子どもたちなくして社会は成立しません。子どもを守り、健やかに育てて行けば、明るい未来が待っているはず。今、目の前にいる子どもたちをたくさんキャッチして、明るい未来に向けて一緒に取り組んでいきましょう。合言葉は「大人が変われば子どもも変わる!」です。
第2部:児童みまもり情報配信ソリューションの紹介
安心・安全な環境をつくるには地域の連携が欠かせないが、そこにICTを持ち込めば、まちの安全性はより高められるはずだ。ここからはNTT西日本の担当者が、子どもたちを地域ぐるみで見守るシステムの仕組みについて解説する。
<講師>
廣瀬 伸悟さん
NTT西日本 ビジネス営業本部
クラウドソリューション部
プロフィール
2017年にNTT西日本に入社。自治体の基幹系システムの導入提案・構築・運用保守業務などを経て、2019年より安心安全なまちづくりに関わるプロジェクトにてクラウド系新規サービスの企画業務に従事。
地域における「児童みまもり」の必要性
近年、子どもが巻き込まれる事件・事故が相次いでいます。中でも略奪誘拐事件は年間100件を超えており、声かけ事案で見ると、14~17時の下校時間帯にかなりの数が発生しています。こうした背景を含め、2018年6月に政府は「登下校防犯プラン」を策定。自治体、学校、各家庭で地域の連携を強化し、登下校時の防犯対策を講じることが求められています。

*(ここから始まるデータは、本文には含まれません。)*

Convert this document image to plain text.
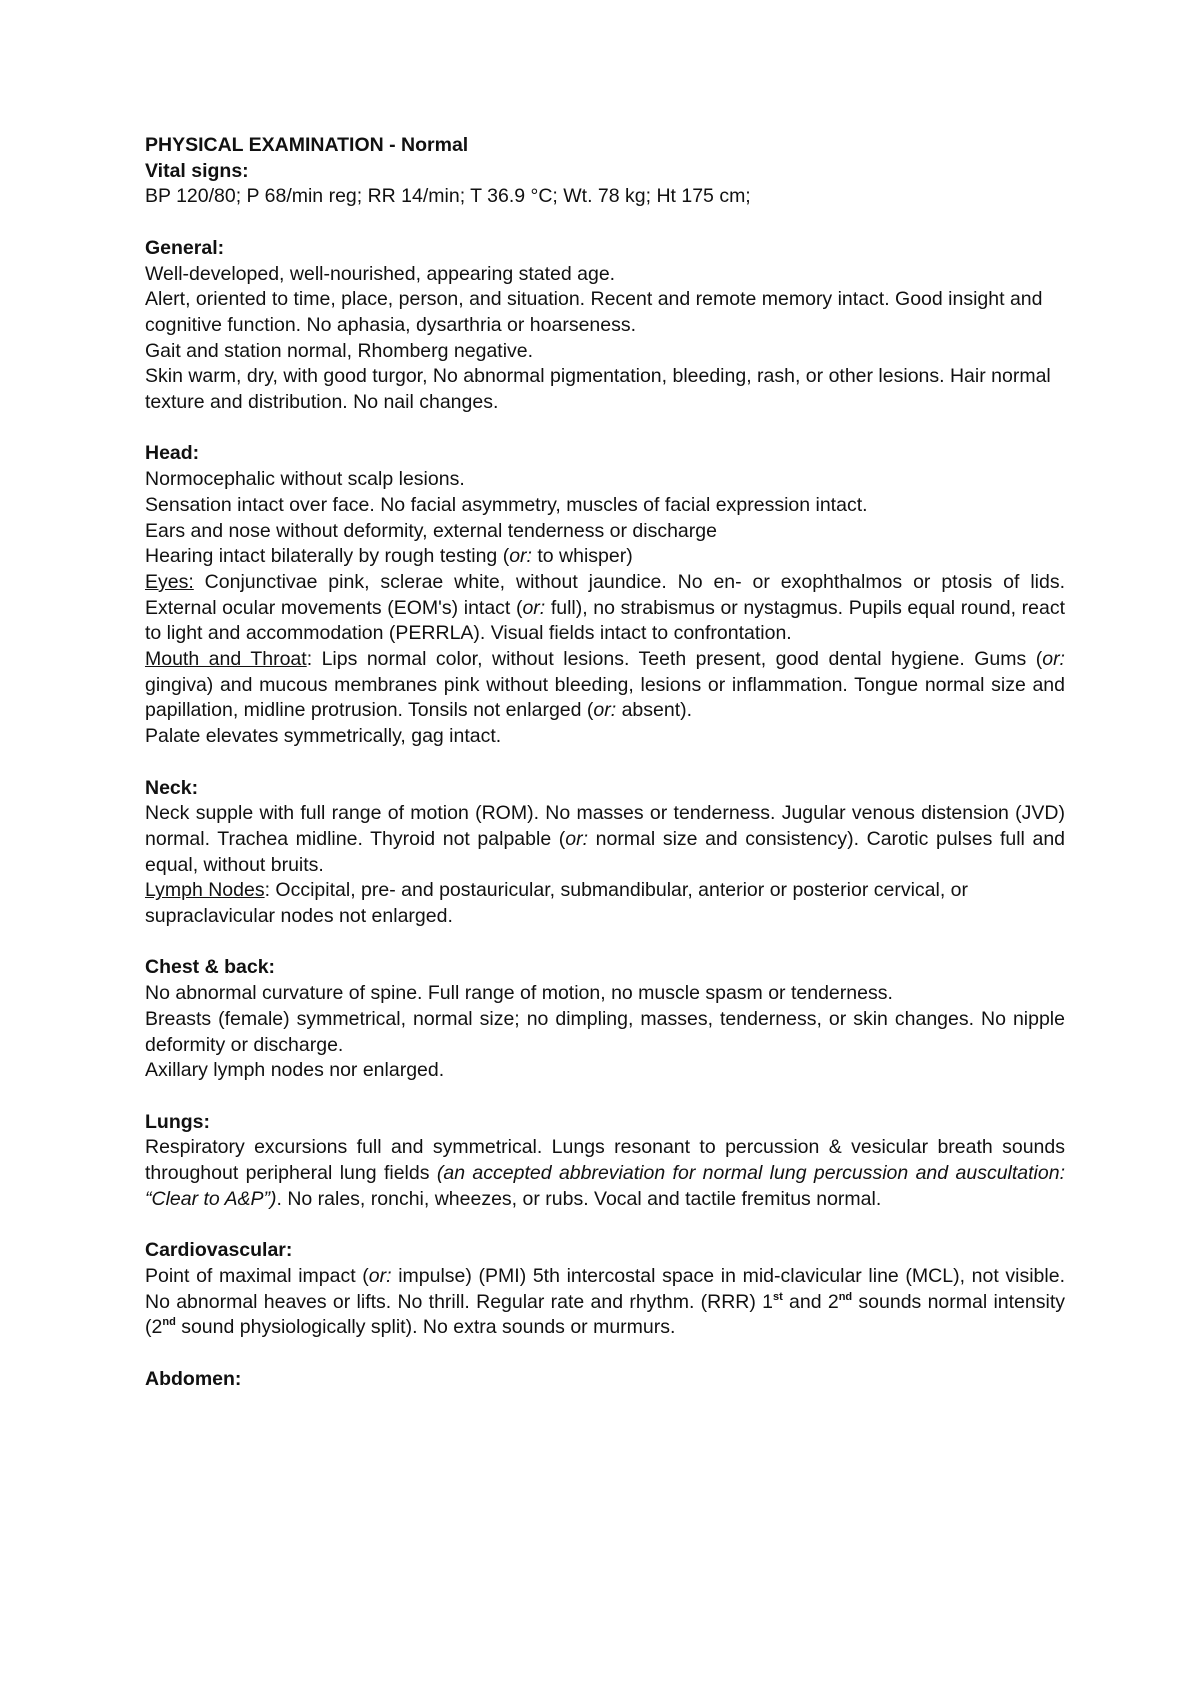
PHYSICAL EXAMINATION - Normal

Vital signs:

BP 120/80; P 68/min reg; RR 14/min; T 36.9 °C; Wt. 78 kg; Ht 175 cm;

General:

Well-developed, well-nourished, appearing stated age.

Alert, oriented to time, place, person, and situation. Recent and remote memory intact. Good insight and cognitive function. No aphasia, dysarthria or hoarseness.

Gait and station normal, Rhomberg negative.

Skin warm, dry, with good turgor, No abnormal pigmentation, bleeding, rash, or other lesions. Hair normal texture and distribution. No nail changes.

Head:

Normocephalic without scalp lesions.

Sensation intact over face. No facial asymmetry, muscles of facial expression intact.

Ears and nose without deformity, external tenderness or discharge

Hearing intact bilaterally by rough testing (or: to whisper)

Eyes: Conjunctivae pink, sclerae white, without jaundice. No en- or exophthalmos or ptosis of lids. External ocular movements (EOM's) intact (or: full), no strabismus or nystagmus. Pupils equal round, react to light and accommodation (PERRLA). Visual fields intact to confrontation.

Mouth and Throat: Lips normal color, without lesions. Teeth present, good dental hygiene. Gums (or: gingiva) and mucous membranes pink without bleeding, lesions or inflammation. Tongue normal size and papillation, midline protrusion. Tonsils not enlarged (or: absent).

Palate elevates symmetrically, gag intact.

Neck:

Neck supple with full range of motion (ROM). No masses or tenderness. Jugular venous distension (JVD) normal. Trachea midline. Thyroid not palpable (or: normal size and consistency). Carotic pulses full and equal, without bruits.

Lymph Nodes: Occipital, pre- and postauricular, submandibular, anterior or posterior cervical, or supraclavicular nodes not enlarged.

Chest & back:

No abnormal curvature of spine. Full range of motion, no muscle spasm or tenderness.

Breasts (female) symmetrical, normal size; no dimpling, masses, tenderness, or skin changes. No nipple deformity or discharge.

Axillary lymph nodes nor enlarged.

Lungs:

Respiratory excursions full and symmetrical. Lungs resonant to percussion & vesicular breath sounds throughout peripheral lung fields (an accepted abbreviation for normal lung percussion and auscultation: “Clear to A&P”). No rales, ronchi, wheezes, or rubs. Vocal and tactile fremitus normal.

Cardiovascular:

Point of maximal impact (or: impulse) (PMI) 5th intercostal space in mid-clavicular line (MCL), not visible. No abnormal heaves or lifts. No thrill. Regular rate and rhythm. (RRR) 1st and 2nd sounds normal intensity (2nd sound physiologically split). No extra sounds or murmurs.

Abdomen:
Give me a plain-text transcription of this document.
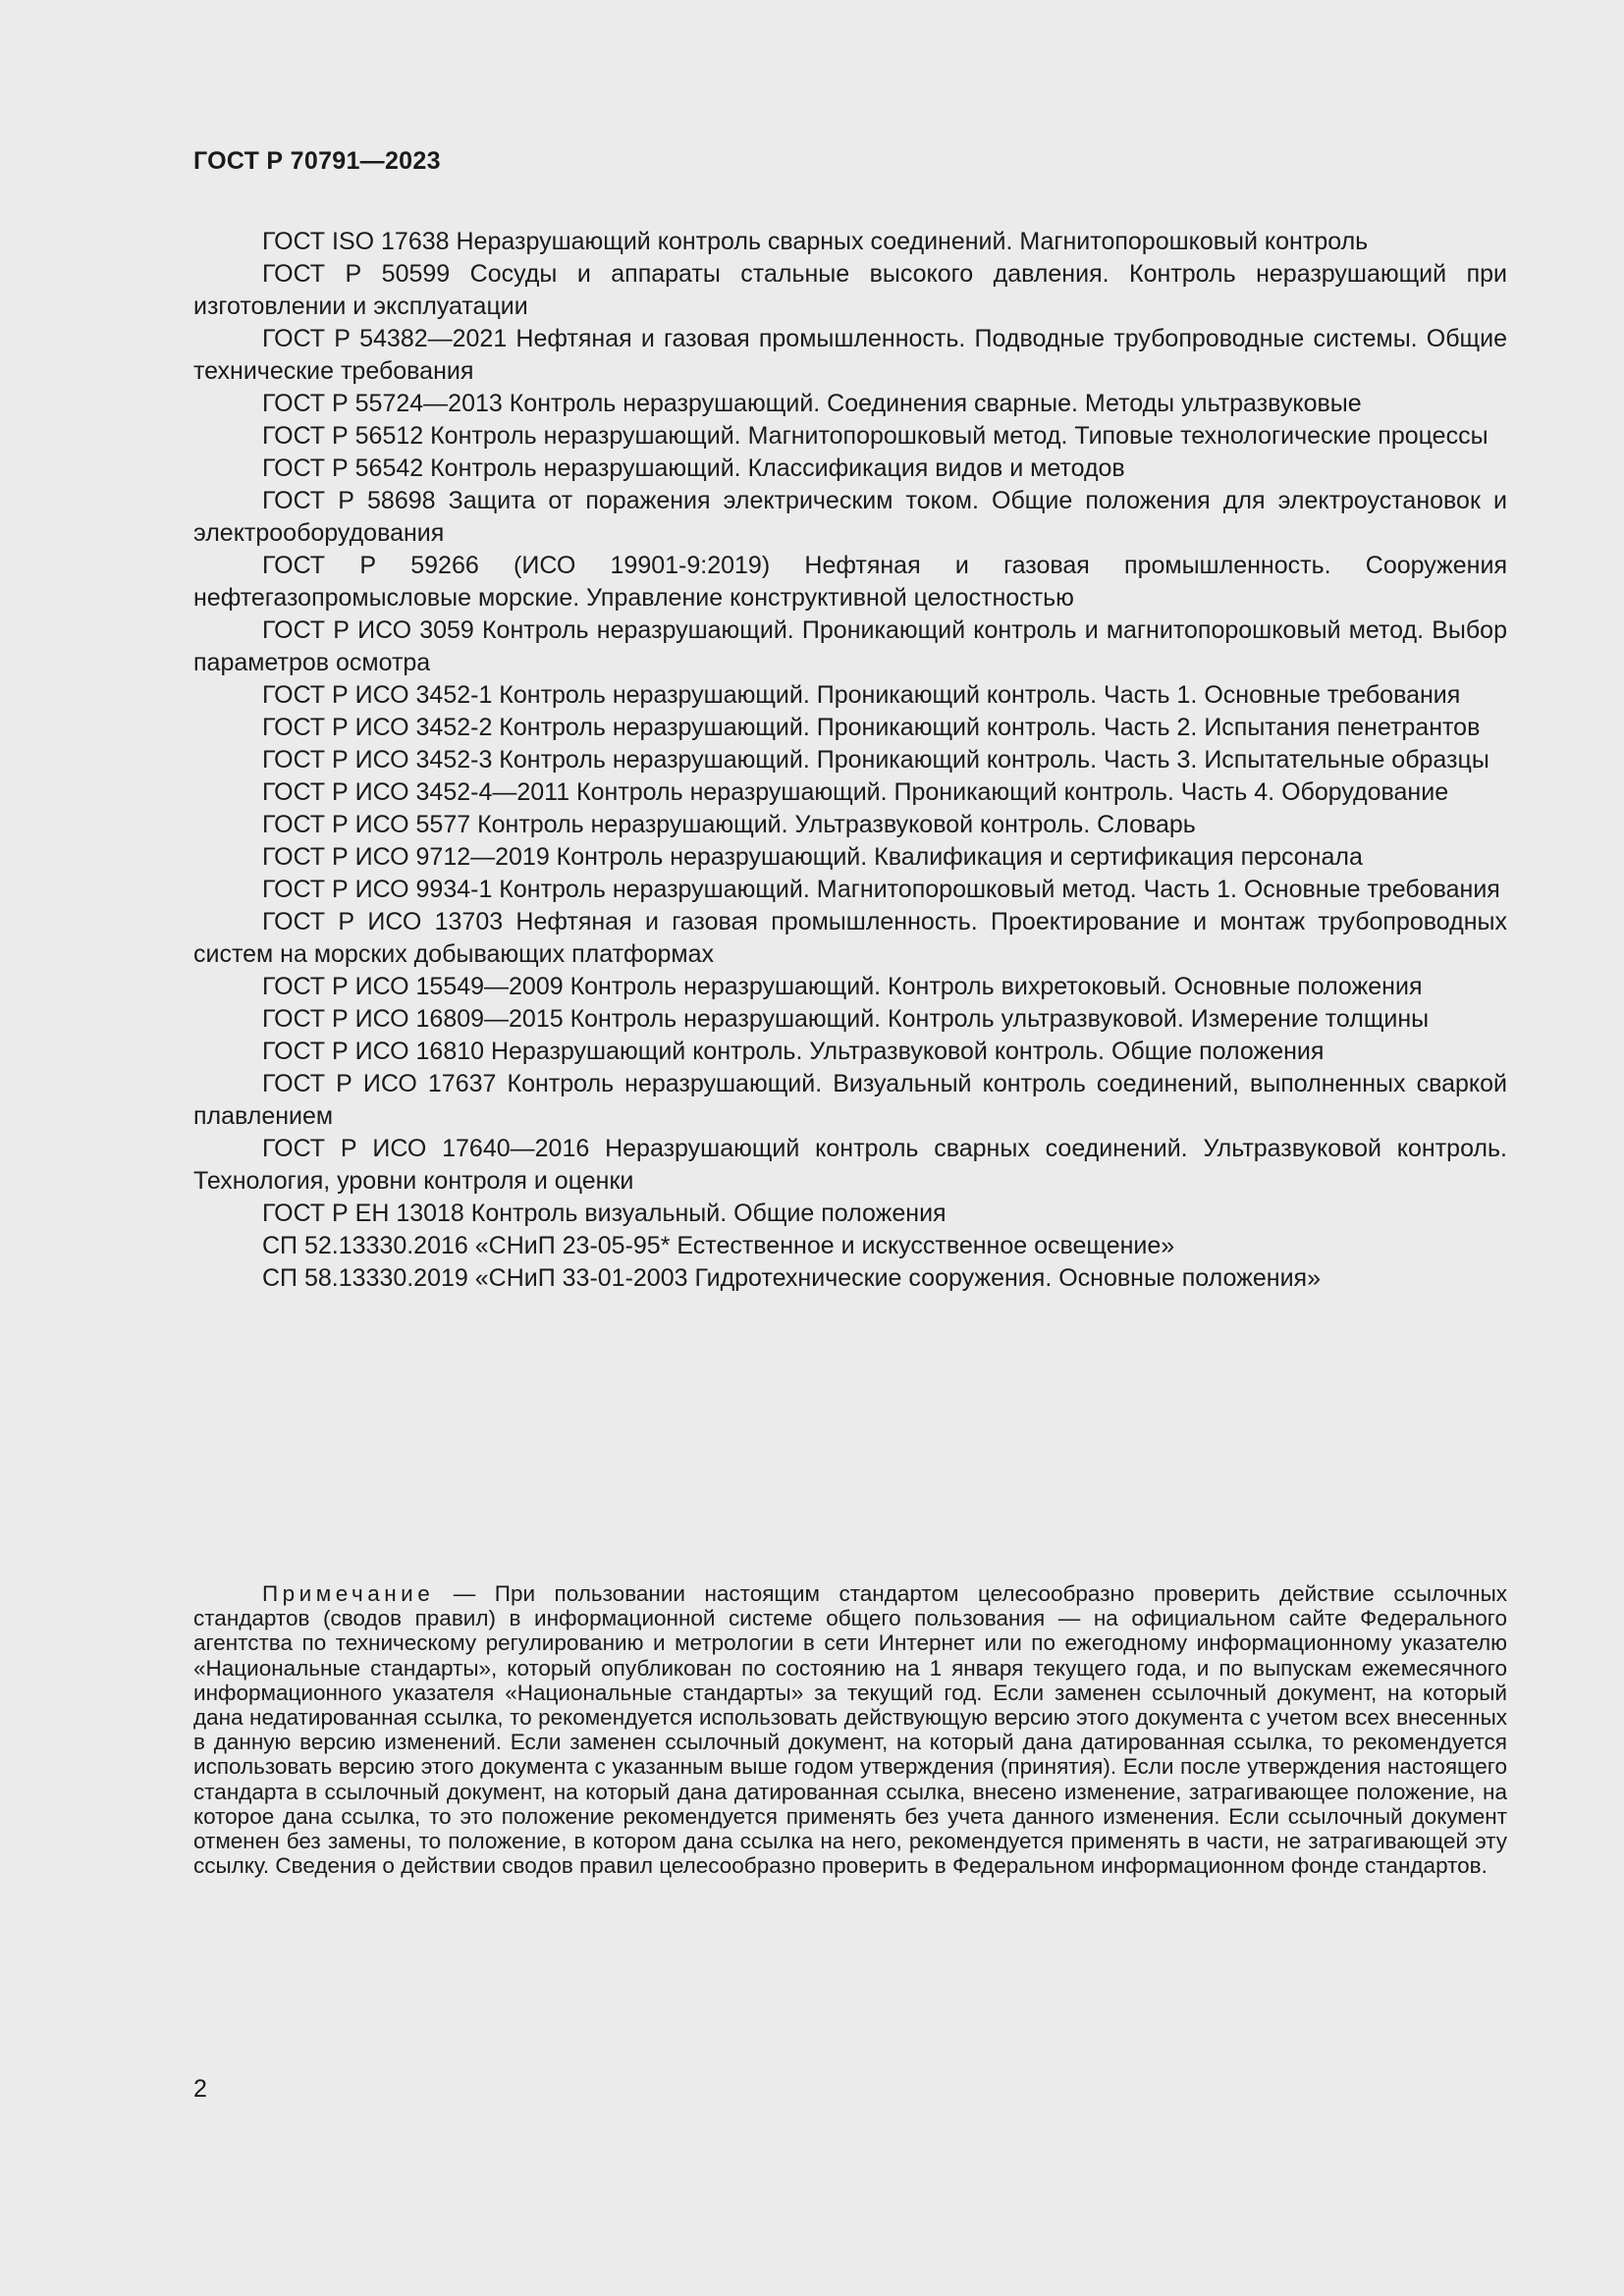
ГОСТ Р 70791—2023

ГОСТ ISO 17638 Неразрушающий контроль сварных соединений. Магнитопорошковый контроль

ГОСТ Р 50599 Сосуды и аппараты стальные высокого давления. Контроль неразрушающий при изготовлении и эксплуатации

ГОСТ Р 54382—2021 Нефтяная и газовая промышленность. Подводные трубопроводные системы. Общие технические требования

ГОСТ Р 55724—2013 Контроль неразрушающий. Соединения сварные. Методы ультразвуковые

ГОСТ Р 56512 Контроль неразрушающий. Магнитопорошковый метод. Типовые технологические процессы

ГОСТ Р 56542 Контроль неразрушающий. Классификация видов и методов

ГОСТ Р 58698 Защита от поражения электрическим током. Общие положения для электроустановок и электрооборудования

ГОСТ Р 59266 (ИСО 19901-9:2019) Нефтяная и газовая промышленность. Сооружения нефтегазопромысловые морские. Управление конструктивной целостностью

ГОСТ Р ИСО 3059 Контроль неразрушающий. Проникающий контроль и магнитопорошковый метод. Выбор параметров осмотра

ГОСТ Р ИСО 3452-1 Контроль неразрушающий. Проникающий контроль. Часть 1. Основные требования

ГОСТ Р ИСО 3452-2 Контроль неразрушающий. Проникающий контроль. Часть 2. Испытания пенетрантов

ГОСТ Р ИСО 3452-3 Контроль неразрушающий. Проникающий контроль. Часть 3. Испытательные образцы

ГОСТ Р ИСО 3452-4—2011 Контроль неразрушающий. Проникающий контроль. Часть 4. Оборудование

ГОСТ Р ИСО 5577 Контроль неразрушающий. Ультразвуковой контроль. Словарь

ГОСТ Р ИСО 9712—2019 Контроль неразрушающий. Квалификация и сертификация персонала

ГОСТ Р ИСО 9934-1 Контроль неразрушающий. Магнитопорошковый метод. Часть 1. Основные требования

ГОСТ Р ИСО 13703 Нефтяная и газовая промышленность. Проектирование и монтаж трубопроводных систем на морских добывающих платформах

ГОСТ Р ИСО 15549—2009 Контроль неразрушающий. Контроль вихретоковый. Основные положения

ГОСТ Р ИСО 16809—2015 Контроль неразрушающий. Контроль ультразвуковой. Измерение толщины

ГОСТ Р ИСО 16810 Неразрушающий контроль. Ультразвуковой контроль. Общие положения

ГОСТ Р ИСО 17637 Контроль неразрушающий. Визуальный контроль соединений, выполненных сваркой плавлением

ГОСТ Р ИСО 17640—2016 Неразрушающий контроль сварных соединений. Ультразвуковой контроль. Технология, уровни контроля и оценки

ГОСТ Р ЕН 13018 Контроль визуальный. Общие положения

СП 52.13330.2016 «СНиП 23-05-95* Естественное и искусственное освещение»

СП 58.13330.2019 «СНиП 33-01-2003 Гидротехнические сооружения. Основные положения»

Примечание — При пользовании настоящим стандартом целесообразно проверить действие ссылочных стандартов (сводов правил) в информационной системе общего пользования — на официальном сайте Федерального агентства по техническому регулированию и метрологии в сети Интернет или по ежегодному информационному указателю «Национальные стандарты», который опубликован по состоянию на 1 января текущего года, и по выпускам ежемесячного информационного указателя «Национальные стандарты» за текущий год. Если заменен ссылочный документ, на который дана недатированная ссылка, то рекомендуется использовать действующую версию этого документа с учетом всех внесенных в данную версию изменений. Если заменен ссылочный документ, на который дана датированная ссылка, то рекомендуется использовать версию этого документа с указанным выше годом утверждения (принятия). Если после утверждения настоящего стандарта в ссылочный документ, на который дана датированная ссылка, внесено изменение, затрагивающее положение, на которое дана ссылка, то это положение рекомендуется применять без учета данного изменения. Если ссылочный документ отменен без замены, то положение, в котором дана ссылка на него, рекомендуется применять в части, не затрагивающей эту ссылку. Сведения о действии сводов правил целесообразно проверить в Федеральном информационном фонде стандартов.

2
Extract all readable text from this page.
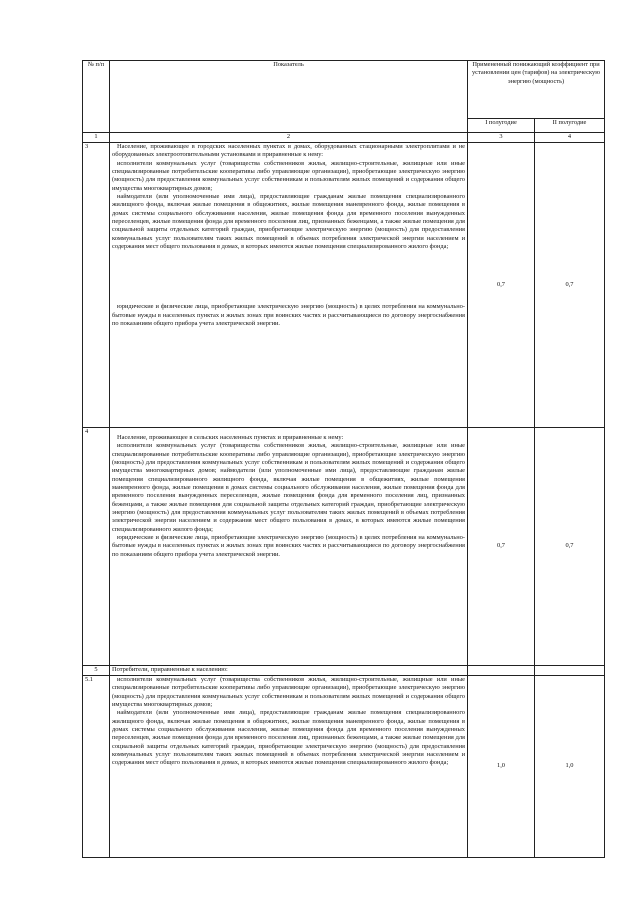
№ п/п	Показатель	Примененный понижающий коэффициент при установлении цен (тарифов) на электрическую энергию (мощность)	
		I полугодие	II полугодие
1	2	3	4
3	Население, проживающее в городских населенных пунктах в домах, оборудованных стационарными электроплитами и не оборудованных электроотопительными установками и приравненные к нему:

исполнители коммунальных услуг (товарищества собственников жилья, жилищно-строительные, жилищные или иные специализированные потребительские кооперативы либо управляющие организации), приобретающие электрическую энергию (мощность) для предоставления коммунальных услуг собственникам и пользователям жилых помещений и содержания общего имущества многоквартирных домов;

наймодатели (или уполномоченные ими лица), предоставляющие гражданам жилые помещения специализированного жилищного фонда, включая жилые помещения в общежитиях, жилые помещения маневренного фонда, жилые помещения в домах системы социального обслуживания населения, жилые помещения фонда для временного поселения вынужденных переселенцев, жилые помещения фонда для временного поселения лиц, признанных беженцами, а также жилые помещения для социальной защиты отдельных категорий граждан, приобретающие электрическую энергию (мощность) для предоставления коммунальных услуг пользователям таких жилых помещений в объемах потребления электрической энергии населением и содержания мест общего пользования в домах, в которых имеются жилые помещения специализированного жилого фонда;

юридические и физические лица, приобретающие электрическую энергию (мощность) в целях потребления на коммунально-бытовые нужды в населенных пунктах и жилых зонах при воинских частях и рассчитывающиеся по договору энергоснабжения по показаниям общего прибора учета электрической энергии.	0,7	0,7
4	Население, проживающее в сельских населенных пунктах и приравненные к нему:

исполнители коммунальных услуг (товарищества собственников жилья, жилищно-строительные, жилищные или иные специализированные потребительские кооперативы либо управляющие организации), приобретающие электрическую энергию (мощность) для предоставления коммунальных услуг собственникам и пользователям жилых помещений и содержания общего имущества многоквартирных домов; наймодатели (или уполномоченные ими лица), предоставляющие гражданам жилые помещения специализированного жилищного фонда, включая жилые помещения в общежитиях, жилые помещения маневренного фонда, жилые помещения в домах системы социального обслуживания населения, жилые помещения фонда для временного поселения вынужденных переселенцев, жилые помещения фонда для временного поселения лиц, признанных беженцами, а также жилые помещения для социальной защиты отдельных категорий граждан, приобретающие электрическую энергию (мощность) для предоставления коммунальных услуг пользователям таких жилых помещений в объемах потребления электрической энергии населением и содержания мест общего пользования в домах, в которых имеются жилые помещения специализированного жилого фонда;

юридические и физические лица, приобретающие электрическую энергию (мощность) в целях потребления на коммунально-бытовые нужды в населенных пунктах и жилых зонах при воинских частях и рассчитывающиеся по договору энергоснабжения по показаниям общего прибора учета электрической энергии.	0,7	0,7
5	Потребители, приравненные к населению:		
5.1	исполнители коммунальных услуг (товарищества собственников жилья, жилищно-строительные, жилищные или иные специализированные потребительские кооперативы либо управляющие организации), приобретающие электрическую энергию (мощность) для предоставления коммунальных услуг собственникам и пользователям жилых помещений и содержания общего имущества многоквартирных домов;

наймодатели (или уполномоченные ими лица), предоставляющие гражданам жилые помещения специализированного жилищного фонда, включая жилые помещения в общежитиях, жилые помещения маневренного фонда, жилые помещения в домах системы социального обслуживания населения, жилые помещения фонда для временного поселения вынужденных переселенцев, жилые помещения фонда для временного поселения лиц, признанных беженцами, а также жилые помещения для социальной защиты отдельных категорий граждан, приобретающие электрическую энергию (мощность) для предоставления коммунальных услуг пользователям таких жилых помещений в объемах потребления электрической энергии населением и содержания мест общего пользования в домах, в которых имеются жилые помещения специализированного жилого фонда;	1,0	1,0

また、みまもりが必要とされている背景には、子どもや保護者をとりまく環境の変化も一因として挙げられます。例えば、共働き世帯の増加によって子どもが一人で過ごす時間が長くなっている、あるいは少子化に伴って児童数が減少し、学校の統廃合が増加しているという現実です。統廃合が進むと一部の子どもは通学距離が伸び、場合によっては通学バスを運用せざるを得なくなります。
このような状況から、保護者は子どもの登下校に不安を感じていますし、自治体や学校でも児童の安全のために防犯・防災情報をいかに日頃から伝達し、各家庭で対策を講じてもらうか、という点に頭を悩ませています。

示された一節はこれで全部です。